You never really know how a play’s going to work until actors read it, and I’m really lucky to have this talented cast. All of them have some level of experience with their characters and familiarity with this world, and that allows them to make best use of their abilities. Some of them, like Samantha LeVangie and Eric Cheung, do multiple accents, often switching one scene after another!

And because it’s a murder mystery, we’re going to do something fun. Base Instruments is longer than previous installments, so we decided to have an intermission. And in that intermission, we’ve decided to give the audience a chance to vote on who they think the murderer is.

As I’ve mentioned, Base Instruments is a Fair Play Mystery, and most of the important clues are given in the first act, while the second is the leads pieces them together. So there’s enough information for the audience to at least take a good guess. After the audience votes, all the correct answers will be put into a hat and the one drawn will win a prize.
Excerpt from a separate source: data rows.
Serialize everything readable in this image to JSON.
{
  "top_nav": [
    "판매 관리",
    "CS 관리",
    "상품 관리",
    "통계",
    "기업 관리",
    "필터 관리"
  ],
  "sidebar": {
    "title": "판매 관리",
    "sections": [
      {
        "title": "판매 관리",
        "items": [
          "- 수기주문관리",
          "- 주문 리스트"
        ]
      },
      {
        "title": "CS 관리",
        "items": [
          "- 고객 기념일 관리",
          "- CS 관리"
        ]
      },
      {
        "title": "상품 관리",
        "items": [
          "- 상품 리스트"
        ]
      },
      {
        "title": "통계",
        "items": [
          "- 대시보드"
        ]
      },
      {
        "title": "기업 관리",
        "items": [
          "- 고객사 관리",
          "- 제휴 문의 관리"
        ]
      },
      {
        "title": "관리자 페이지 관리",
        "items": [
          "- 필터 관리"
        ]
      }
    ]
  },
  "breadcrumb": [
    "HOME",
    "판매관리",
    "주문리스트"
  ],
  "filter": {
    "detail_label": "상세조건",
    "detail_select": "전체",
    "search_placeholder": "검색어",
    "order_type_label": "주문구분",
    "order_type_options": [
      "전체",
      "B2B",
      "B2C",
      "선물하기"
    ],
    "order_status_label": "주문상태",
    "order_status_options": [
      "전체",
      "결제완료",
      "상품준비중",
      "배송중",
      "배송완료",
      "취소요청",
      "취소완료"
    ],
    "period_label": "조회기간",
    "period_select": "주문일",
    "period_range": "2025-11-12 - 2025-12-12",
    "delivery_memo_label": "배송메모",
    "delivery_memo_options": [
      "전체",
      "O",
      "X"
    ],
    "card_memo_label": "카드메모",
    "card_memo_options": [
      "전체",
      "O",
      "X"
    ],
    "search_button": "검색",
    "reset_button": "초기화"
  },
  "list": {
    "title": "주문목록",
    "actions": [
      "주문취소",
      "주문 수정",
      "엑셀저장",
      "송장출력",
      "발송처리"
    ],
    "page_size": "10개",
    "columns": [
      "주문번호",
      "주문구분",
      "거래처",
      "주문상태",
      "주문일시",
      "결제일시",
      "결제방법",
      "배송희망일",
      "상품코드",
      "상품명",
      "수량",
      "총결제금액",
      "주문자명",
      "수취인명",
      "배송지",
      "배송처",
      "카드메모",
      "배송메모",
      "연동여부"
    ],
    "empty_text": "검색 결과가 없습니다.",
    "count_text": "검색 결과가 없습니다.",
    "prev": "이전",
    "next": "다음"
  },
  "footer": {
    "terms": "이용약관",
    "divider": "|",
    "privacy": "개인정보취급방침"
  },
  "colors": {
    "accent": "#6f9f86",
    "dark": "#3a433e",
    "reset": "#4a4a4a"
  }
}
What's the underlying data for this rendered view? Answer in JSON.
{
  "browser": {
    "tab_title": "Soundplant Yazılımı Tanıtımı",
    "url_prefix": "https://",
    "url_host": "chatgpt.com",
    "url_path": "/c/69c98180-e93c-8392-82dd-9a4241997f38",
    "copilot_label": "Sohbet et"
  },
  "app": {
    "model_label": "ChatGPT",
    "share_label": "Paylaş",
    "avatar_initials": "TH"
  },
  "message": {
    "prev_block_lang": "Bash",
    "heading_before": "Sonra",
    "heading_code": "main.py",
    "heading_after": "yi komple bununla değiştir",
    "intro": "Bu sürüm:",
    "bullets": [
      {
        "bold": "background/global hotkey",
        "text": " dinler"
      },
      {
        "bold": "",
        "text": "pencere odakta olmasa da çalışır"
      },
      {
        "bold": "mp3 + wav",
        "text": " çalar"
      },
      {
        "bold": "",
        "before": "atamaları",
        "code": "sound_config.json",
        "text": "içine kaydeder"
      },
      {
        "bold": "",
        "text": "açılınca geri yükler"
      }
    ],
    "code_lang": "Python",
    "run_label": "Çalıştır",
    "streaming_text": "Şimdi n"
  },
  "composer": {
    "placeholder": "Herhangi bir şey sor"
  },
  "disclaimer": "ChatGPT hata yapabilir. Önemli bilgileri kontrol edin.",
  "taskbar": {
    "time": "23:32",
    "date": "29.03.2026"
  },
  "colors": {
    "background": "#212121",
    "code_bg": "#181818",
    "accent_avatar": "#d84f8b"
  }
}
Finally, if you can stay a little late, there will be a talkback after the show with the cast and myself. Heaven knows I could go on about these stories all day, so if you have any questions about the story, the mystery, the world, or the direction of the series, I’d be happy to talk your ear off in answer!

The staged reading of Base Instruments by Phoebe Roberts will go up on June 10th at 8PM at with the Bare Bones reading series, brought to you by Theatre@First.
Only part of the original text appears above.